No 1500chan, o apoio a Jair Bolsonaro é absoluto. O anúncio para a produção de desinformação a favor do presidente não é único. Em outra publicação, o usuário sugere “fazer a esquerda sangrar”, e propõe montar uma biblioteca de material midiático para ser usado em favor do chefe de Estado, pois “a mídia de massa já mostra claramente que fará campanha contra o nosso presidente”.
Outro usuário já abre uma discussão sobre estratégias retóricas para defender Jair Bolsonaro. Sua proposta consiste em jogar na oposição a culpa pelo baixo desempenho econômico de sua gestão, em especial apontando as políticas de isolamento durante a pandemia e a oposição à PEC dos Precatórios como principais causas da crise econômica.
Na sequência, um usuário propõe uma série de medidas de como a própria plataforma consegue fortalecer a campanha de Bolsonaro. “Devemos criar um sentimento de ódio contra tudo o que o Lula representa e no mínimo a sensação de ‘o Bolsonaro está certo em alguma coisa’. É possível moldar completamente a população com propaganda online”, sugeriu.
Em outra discussão, um usuário propõe a criação de uma versão alternativa da Wikipedia para a extrema-direita, em um modelo similar ao QAnon nos Estados Unidos. As páginas desse site trariam ataques diretos a figuras públicas anti-bolsonaristas, como o ministro Alexandre de Moraes do Supremo Tribunal Federal, retratado como “um dos líderes do PCC”.
PublicidadeApesar de ser o mais ativo, o 1500chan não é o único imageboard brasileiro. Outros sites que também adotam a nomenclatura “chan” em seus endereços oferecem um formato similar. Duas outras páginas desse formato já foram derrubadas anteriormente no Brasil por conta do tipo de conteúdo veiculado: o 55chan, em 2010, e o BRchan, em 2013. Nas duas ocasiões, os usuários migraram para o site com público mais próximo, dando continuidade ao formato.
Impacto eleitoral
Segundo o cientista político André Pereira César, campanhas de produção de fake news e fóruns anônimos como o 1500chan tiveram impacto no Brasil sobre as eleições brasileiras de 2018. “Eles têm uma boa capacidade de comunicação, goste ou não deles. Além disso, as fake news difundidas por eles são fáceis, são palatáveis, e exploram com facilidade os sentimentos negativos de setores da sociedade”.

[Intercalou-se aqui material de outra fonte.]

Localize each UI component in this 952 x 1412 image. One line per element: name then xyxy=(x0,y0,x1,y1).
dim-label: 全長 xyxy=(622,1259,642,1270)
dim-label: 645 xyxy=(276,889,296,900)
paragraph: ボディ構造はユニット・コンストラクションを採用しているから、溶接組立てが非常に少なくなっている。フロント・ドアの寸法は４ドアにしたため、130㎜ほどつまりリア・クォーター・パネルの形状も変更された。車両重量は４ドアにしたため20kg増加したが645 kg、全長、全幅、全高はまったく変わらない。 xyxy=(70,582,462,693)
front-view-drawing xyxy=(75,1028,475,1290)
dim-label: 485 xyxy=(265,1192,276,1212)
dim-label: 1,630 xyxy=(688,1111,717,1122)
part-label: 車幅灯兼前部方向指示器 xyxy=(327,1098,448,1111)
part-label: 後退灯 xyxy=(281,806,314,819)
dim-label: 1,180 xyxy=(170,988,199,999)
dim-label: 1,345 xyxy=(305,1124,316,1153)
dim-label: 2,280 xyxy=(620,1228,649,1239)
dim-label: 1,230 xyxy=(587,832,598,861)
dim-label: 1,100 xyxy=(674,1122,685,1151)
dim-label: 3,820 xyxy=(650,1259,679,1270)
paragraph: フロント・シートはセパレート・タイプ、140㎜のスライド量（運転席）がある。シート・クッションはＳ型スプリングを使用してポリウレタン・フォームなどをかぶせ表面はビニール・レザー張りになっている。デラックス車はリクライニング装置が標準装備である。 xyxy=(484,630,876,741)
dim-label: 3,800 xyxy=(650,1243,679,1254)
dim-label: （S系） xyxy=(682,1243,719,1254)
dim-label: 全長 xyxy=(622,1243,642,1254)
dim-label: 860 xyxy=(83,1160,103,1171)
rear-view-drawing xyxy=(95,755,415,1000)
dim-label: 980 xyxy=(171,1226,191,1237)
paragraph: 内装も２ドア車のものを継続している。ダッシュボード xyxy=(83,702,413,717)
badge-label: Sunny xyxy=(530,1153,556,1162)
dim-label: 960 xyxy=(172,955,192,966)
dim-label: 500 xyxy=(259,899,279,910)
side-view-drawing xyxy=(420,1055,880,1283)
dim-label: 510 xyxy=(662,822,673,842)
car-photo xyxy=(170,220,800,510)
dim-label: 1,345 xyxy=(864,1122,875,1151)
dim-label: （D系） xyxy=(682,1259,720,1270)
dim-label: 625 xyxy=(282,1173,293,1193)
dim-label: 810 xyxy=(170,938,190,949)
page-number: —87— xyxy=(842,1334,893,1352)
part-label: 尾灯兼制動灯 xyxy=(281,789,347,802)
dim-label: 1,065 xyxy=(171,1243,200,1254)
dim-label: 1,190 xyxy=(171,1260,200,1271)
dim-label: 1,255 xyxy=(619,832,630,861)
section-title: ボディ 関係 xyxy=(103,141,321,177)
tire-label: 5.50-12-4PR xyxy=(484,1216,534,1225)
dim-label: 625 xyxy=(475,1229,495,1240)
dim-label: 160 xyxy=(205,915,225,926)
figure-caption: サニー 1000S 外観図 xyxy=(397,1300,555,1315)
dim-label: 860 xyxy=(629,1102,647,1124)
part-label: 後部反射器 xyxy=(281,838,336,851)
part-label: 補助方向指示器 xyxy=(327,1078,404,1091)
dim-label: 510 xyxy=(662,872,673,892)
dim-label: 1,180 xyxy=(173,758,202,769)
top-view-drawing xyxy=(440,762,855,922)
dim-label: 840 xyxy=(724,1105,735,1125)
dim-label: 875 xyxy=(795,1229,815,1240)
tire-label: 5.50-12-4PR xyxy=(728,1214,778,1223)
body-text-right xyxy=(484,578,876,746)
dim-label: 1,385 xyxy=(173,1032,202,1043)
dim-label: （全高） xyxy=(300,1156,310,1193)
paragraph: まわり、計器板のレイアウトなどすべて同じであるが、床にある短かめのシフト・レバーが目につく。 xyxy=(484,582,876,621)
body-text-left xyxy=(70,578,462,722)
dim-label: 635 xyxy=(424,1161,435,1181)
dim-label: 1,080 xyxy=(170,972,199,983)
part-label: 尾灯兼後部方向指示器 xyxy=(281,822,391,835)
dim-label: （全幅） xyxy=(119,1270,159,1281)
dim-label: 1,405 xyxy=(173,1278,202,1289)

No caso de 2018, o cenário eleitoral era favorável para eles. “Tivemos toda uma série de elementos que facilitaram com que isso acontecesse: havia um pano de fundo que começa em 2013 com a questão da corrupção, da Operação Lava Jato, a queda da Dilma Rousseff, a prisão do Lula. Uma série de elementos que se somaram e que facilitaram esse trabalho”, cita.
Esse cenário, porém, pode não se repetir com a mesma intensidade em 2022, mesmo diante de campanhas elaboradas para a produção de desinformação. “A sociedade já sabe melhor como funcionam as fake news, e as receitas que funcionavam em 2018 já não se repetem com a mesma facilidade. Na época isso era uma novidade, hoje não é mais”, apontou.
Crimes eleitorais
Segundo o advogado Christian Thomas Oncken, as práticas retratadas se enquadram em ao menos seis crimes previstos no Código Eleitoral: entre eles, calúnia eleitoral, compra de votos, divulgação de fatos inverídicos e promoção da desordem para prejudicar trabalhos eleitorais. “O grande problema desses sites é que os usuários não costumam entender as consequências do que estão fazendo, e menos ainda que podem estar sendo vigiados”, apontou.

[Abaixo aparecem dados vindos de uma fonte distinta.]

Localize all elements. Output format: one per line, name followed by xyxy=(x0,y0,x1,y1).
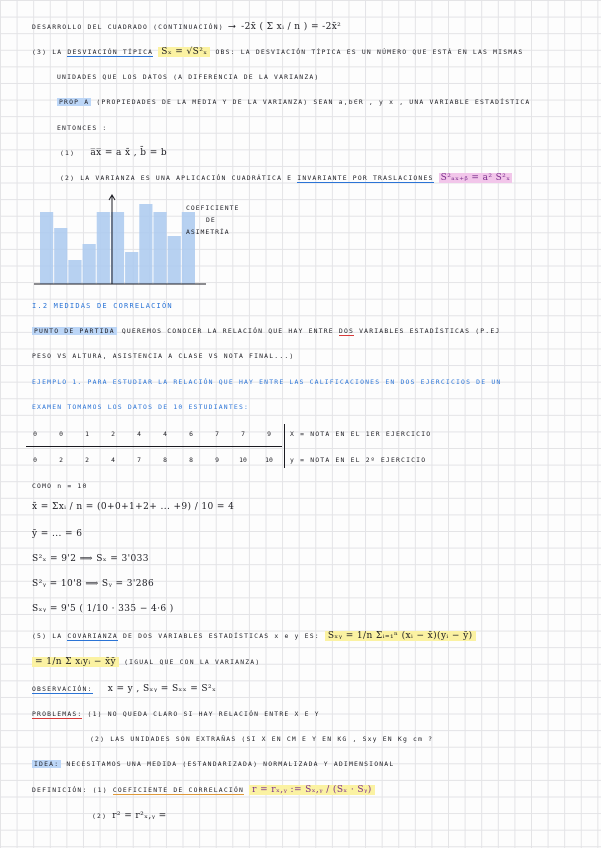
cell-x5: 4 xyxy=(137,430,141,438)
invariant-text: INVARIANTE POR TRASLACIONES xyxy=(297,174,434,182)
item-number: (2) xyxy=(60,174,76,182)
table-divider-h xyxy=(26,446,282,447)
cell-y10: 10 xyxy=(265,456,273,464)
cell-y2: 2 xyxy=(59,456,63,464)
text: (IGUAL QUE CON LA VARIANZA) xyxy=(124,658,261,666)
cell-x1: 0 xyxy=(33,430,37,438)
text: (2) LAS UNIDADES SON EXTRAÑAS (SI X EN CM E Y EN KG , Sxy EN Kg cm ? xyxy=(90,735,434,743)
cell-x10: 9 xyxy=(267,430,271,438)
chart-label-3: ASIMETRÍA xyxy=(186,228,230,236)
line-covariance-def xyxy=(32,632,476,641)
cell-y9: 10 xyxy=(239,456,247,464)
line-entonces xyxy=(57,124,107,133)
text: LA VARIANZA ES UNA APLICACIÓN CUADRÁTICA E xyxy=(80,174,293,182)
cell-x3: 1 xyxy=(85,430,89,438)
table-divider-v xyxy=(284,424,285,468)
label-definition: DEFINICIÓN: xyxy=(32,786,88,794)
chart-label-1: COEFICIENTE xyxy=(186,204,240,212)
cell-y8: 9 xyxy=(215,456,219,464)
cell-y7: 8 xyxy=(189,456,193,464)
article: LA xyxy=(52,48,63,56)
item-number: (2) xyxy=(92,812,108,820)
line-prop-2 xyxy=(60,174,512,183)
line-problems xyxy=(32,710,320,719)
line-observation xyxy=(32,685,216,694)
text: (PROPIEDADES DE LA MEDIA Y DE LA VARIANZA) SEAN a,b∈R , y x , UNA VARIABLE ESTADÍSTICA xyxy=(96,98,531,106)
formula: S²ₐₓ₊ᵦ = a² S²ₓ xyxy=(440,173,511,183)
text: DE DOS VARIABLES ESTADÍSTICAS x e y ES: xyxy=(122,632,320,640)
line-idea xyxy=(32,760,394,769)
formula: = 1/n Σ xᵢyᵢ − x̄ȳ xyxy=(32,657,119,667)
line-definition xyxy=(32,786,375,795)
line-exam xyxy=(32,403,249,412)
histogram-chart xyxy=(30,192,210,288)
cell-x2: 0 xyxy=(59,430,63,438)
article: LA xyxy=(52,632,63,640)
histogram-bar xyxy=(153,212,166,284)
formula: x = y , Sₓᵧ = Sₓₓ = S²ₓ xyxy=(107,684,217,694)
histogram-bar xyxy=(40,212,53,284)
formula: -2x̄ ( Σ xᵢ / n ) = -2x̄² xyxy=(241,22,342,32)
formula: ȳ = ... = 6 xyxy=(32,529,83,539)
text: COMO n = 10 xyxy=(32,482,88,490)
term-standard-deviation: DESVIACIÓN TÍPICA xyxy=(67,48,154,56)
text: NECESITAMOS UNA MEDIDA (ESTANDARIZADA) NORMALIZADA Y ADIMENSIONAL xyxy=(66,760,395,768)
line-var-y xyxy=(32,580,154,589)
label-observation: OBSERVACIÓN: xyxy=(32,685,93,693)
note-x: X = NOTA EN EL 1ER EJERCICIO xyxy=(290,430,432,438)
label-idea: IDEA: xyxy=(34,760,60,768)
histogram-bar xyxy=(168,236,181,284)
line-problem-2 xyxy=(90,735,433,744)
label-starting-point: PUNTO DE PARTIDA xyxy=(34,327,115,335)
text: UNIDADES QUE LOS DATOS (A DIFERENCIA DE LA VARIANZA) xyxy=(57,73,320,81)
line-cov-value xyxy=(32,605,174,614)
formula-sd: Sₓ = √S²ₓ xyxy=(158,47,210,57)
text: EJEMPLO 1. PARA ESTUDIAR LA RELACIÓN QUE HAY ENTRE LAS CALIFICACIONES EN DOS EJERCICIOS DE UN xyxy=(32,378,502,386)
line-development-continuation xyxy=(32,22,341,32)
observation-text: OBS: LA DESVIACIÓN TÍPICA ES UN NÚMERO QUE ESTÁ EN LAS MISMAS xyxy=(215,48,524,56)
text2: VARIABLES ESTADÍSTICAS (P.EJ xyxy=(359,327,501,335)
cell-x9: 7 xyxy=(241,430,245,438)
arrow-icon: ⟶ xyxy=(228,21,237,32)
text: ENTONCES : xyxy=(57,124,108,132)
line-como-n xyxy=(32,482,88,491)
chart-label-2: DE xyxy=(206,216,216,224)
line-standard-deviation xyxy=(32,48,523,57)
histogram-bar xyxy=(83,244,96,284)
term-correlation: COEFICIENTE DE CORRELACIÓN xyxy=(112,786,245,794)
formula: r² = r²ₓ,ᵧ = xyxy=(112,811,167,821)
cell-y1: 0 xyxy=(33,456,37,464)
term-covariance: COVARIANZA xyxy=(67,632,118,640)
formula: S²ᵧ = 10'8 ⟹ Sᵧ = 3'286 xyxy=(32,579,155,589)
dos-underlined: DOS xyxy=(338,327,355,335)
histogram-bar xyxy=(111,212,124,284)
histogram-bar xyxy=(125,252,138,284)
line-prop-1 xyxy=(60,149,167,158)
item-number: (1) xyxy=(60,149,76,157)
histogram-bar xyxy=(139,204,152,284)
histogram-bar xyxy=(54,228,67,284)
line-examples xyxy=(32,352,294,361)
item-number: (5) xyxy=(32,632,48,640)
cell-y5: 7 xyxy=(137,456,141,464)
formula: Sₓᵧ = 1/n Σᵢ₌₁ⁿ (xᵢ − x̄)(yᵢ − ȳ) xyxy=(325,631,476,641)
line-covariance-alt xyxy=(32,658,260,667)
section-heading xyxy=(32,302,173,311)
label-problems: PROBLEMAS: xyxy=(32,710,83,718)
line-starting-point xyxy=(32,327,500,336)
line-var-x xyxy=(32,555,149,564)
cell-x8: 7 xyxy=(215,430,219,438)
item-number: (3) xyxy=(32,48,48,56)
text: EXAMEN TOMAMOS LOS DATOS DE 10 ESTUDIANTES: xyxy=(32,403,250,411)
formula: r = rₓ,ᵧ := Sₓ,ᵧ / (Sₓ · Sᵧ) xyxy=(249,785,375,795)
section-title: I.2 MEDIDAS DE CORRELACIÓN xyxy=(32,302,173,310)
histogram-bar xyxy=(68,260,81,284)
cell-x7: 6 xyxy=(189,430,193,438)
line-units xyxy=(57,73,319,82)
line-mean-y xyxy=(32,530,82,539)
item-number: (1) xyxy=(92,786,108,794)
line-prop-a xyxy=(57,98,530,107)
cell-x6: 4 xyxy=(163,430,167,438)
formula: x̄ = Σxᵢ / n = (0+0+1+2+ ... +9) / 10 = 4 xyxy=(32,502,235,512)
text: (1) NO QUEDA CLARO SI HAY RELACIÓN ENTRE X E Y xyxy=(87,710,320,718)
formula: Sₓᵧ = 9'5 ( 1/10 · 335 − 4·6 ) xyxy=(32,604,174,614)
line-example-1 xyxy=(32,378,501,387)
cell-y6: 8 xyxy=(163,456,167,464)
formula: a̅x̅ = a x̄ , b̄ = b xyxy=(90,148,168,158)
line-mean-x xyxy=(32,503,234,512)
note-y: y = NOTA EN EL 2º EJERCICIO xyxy=(290,456,427,464)
line-r-squared xyxy=(92,812,167,821)
chart-label xyxy=(186,202,239,238)
prop-label: PROP A xyxy=(59,98,90,106)
formula: S²ₓ = 9'2 ⟹ Sₓ = 3'033 xyxy=(32,554,149,564)
histogram-bar xyxy=(97,212,110,284)
heading-text: DESARROLLO DEL CUADRADO (CONTINUACIÓN) xyxy=(32,23,224,31)
text: QUEREMOS CONOCER LA RELACIÓN QUE HAY ENTRE xyxy=(121,327,334,335)
cell-y3: 2 xyxy=(85,456,89,464)
cell-y4: 4 xyxy=(111,456,115,464)
text: PESO VS ALTURA, ASISTENCIA A CLASE VS NOTA FINAL...) xyxy=(32,352,295,360)
bars-group xyxy=(40,204,195,284)
cell-x4: 2 xyxy=(111,430,115,438)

Os autores das publicações não são os únicos a responder pelos crimes citados. “Todos aqueles que angariam o conteúdo e não se adequaram à LGPD [Lei Geral de Proteção de Dados] podem ser responsabilizados, inclusive grandes empresas”, apontou. No caso dos imageboards, os donos das plataformas podem responder pela publicação dos usuários ao não criar meios de denúncia e moderação de conteúdo ilegal.